​Fitbit-style wearable motion sensors paint detailed picture of on-farm stock activity

Fitbits for your flock and movement monitors for milkers sounds the stuff of science fiction and fantasy but a three-year study suggests the breakthrough technology is close to reality – and financially viable.

Director of La Trobe University’s Centre for Technology Infusion Ani Desai said the new technology had the potential to transform farmers’ understanding of their livestock, which in turn would lead to significant economic benefit.

The research team has analysed movement data, similar to those from a Fitbit, on sheep and cattle on trial farms across Australia, taking it to an unprecedented level of detail and providing powerful insights into the health, wellbeing and behaviours of cattle and sheep.

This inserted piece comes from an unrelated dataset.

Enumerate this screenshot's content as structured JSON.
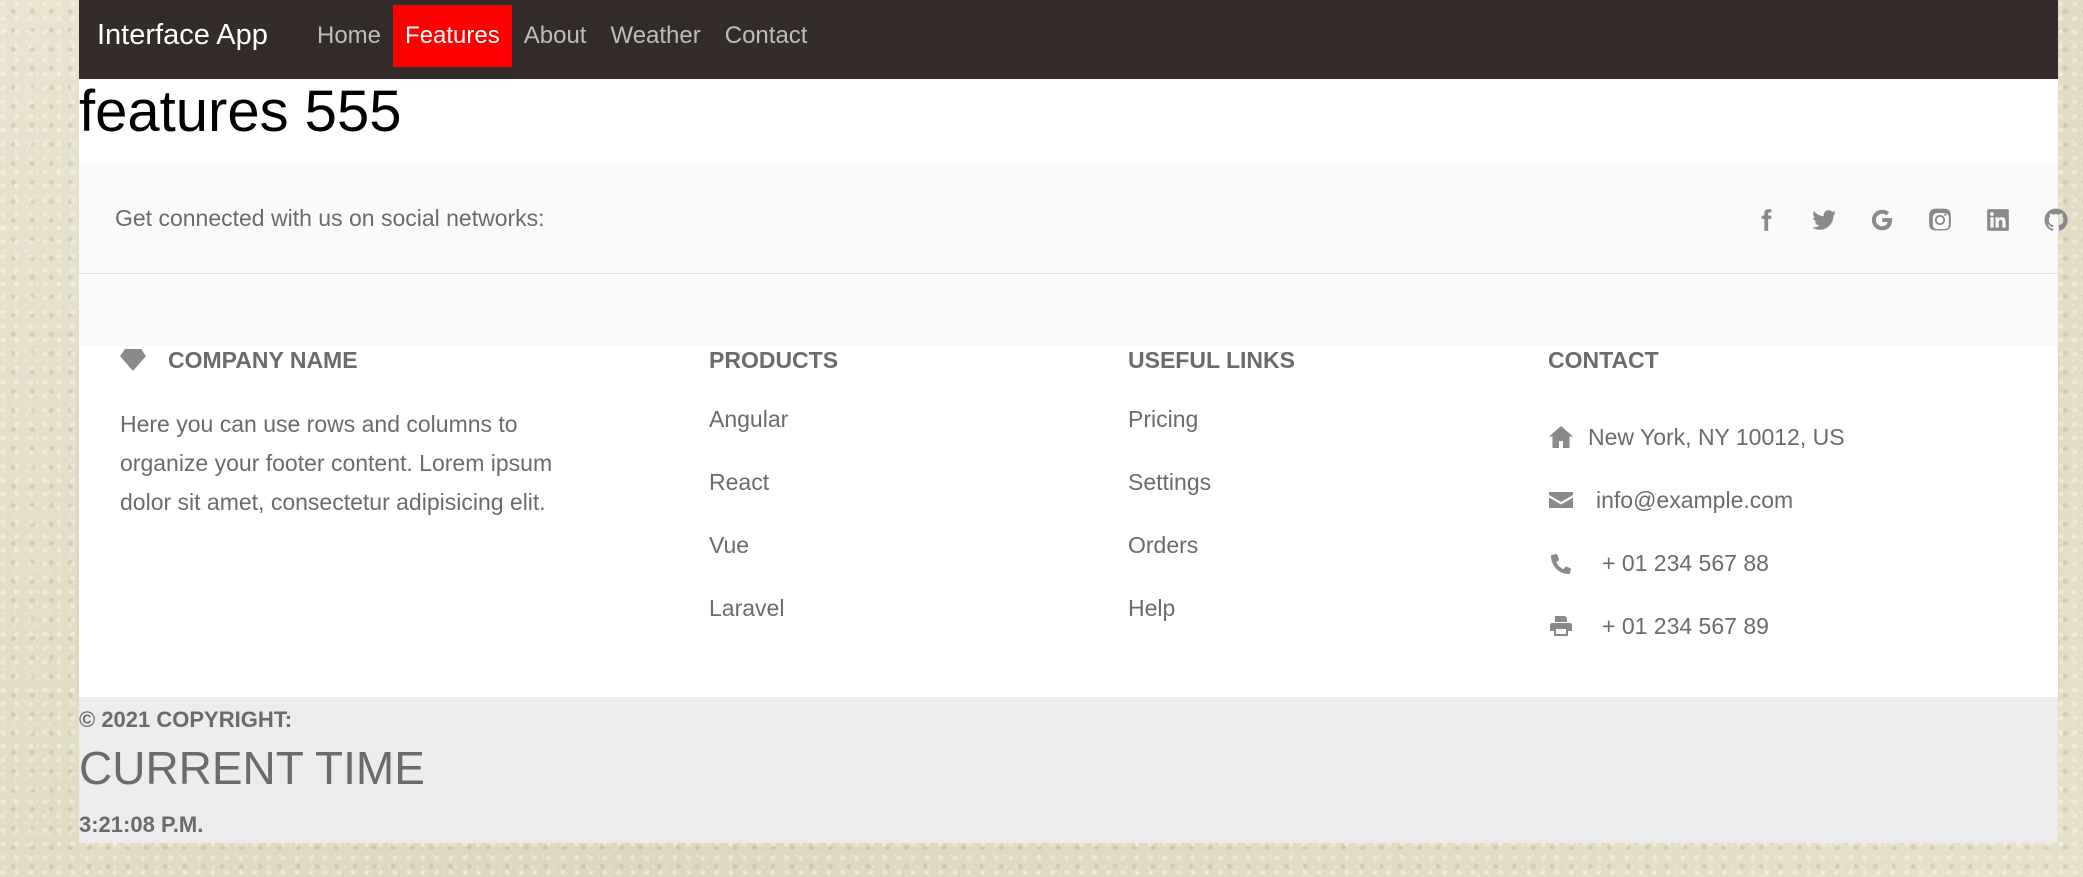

This will help farmers understand and act on an individual animal’s behaviour, even on very large-scale farms.

North East sheep breeder and consultant Jason Trompf’s “Northgate Farm” Greta is one of the trial sites.

“We try a lot of different things and this is one of the most exciting technologies we’ve seen and has the ability to really fine-tune the management of animals in an environment with intensive information,” Dr Trompf said.

La Trobe’s Mark Jois said the sensors enabled farmers to identify ewes with strong maternal bonding.

“The new smart technology and resulting data has already proven highly successful in understanding the interaction between ewes and their offspring and we also now know how physically close together they are,” he said.

“By looking at distance and the interaction between the dam and lamb using the sensors, we can understand which mothers are more likely to look after their lambs and select them for breeding, therefore reducing lamb mortality.”

Dr Trompf said current methods used to link lamb and dam were time consuming and expensive, making this technology appealing.

“Ultimately it can be very cost competitive and also extremely accurate compared to alternative approaches,” he said.

 “Going forward once the systems are established you’ll be able to collect real time information and execute decisions as it’s happening.”

Northgate Park has self-replacing prime lamb enterprise with 33000 ewes.

The sensors painted a picture of stock activity in the paddock across 24 hours, such as their grazing, suckling and movement patterns.

For dairy farmers, the sensor data could help manage feed cost in dairy farms. 

Smart sensors on dairy cows enabled farmers to optimise the amount of grain fed to cows matching the intake of pasture by individual cows, improve pasture utilisation and reduce feed costs.

“It comes back to being able to effectively and efficiently operate what we control and being able to make the best use of resources we have in front of us. This technology is going to help us find problems and solutions or grow more quality feed,” said Markus Lang, a dairy farmer and LaTrobe alumnus.

“The technology will allow us to observe individual cows and assist them daily if that’s what we choose to do, which at the moment is not simply possible using traditional methods. I do think we will get to the stage where every animal on the farm will be carrying this type of technology.”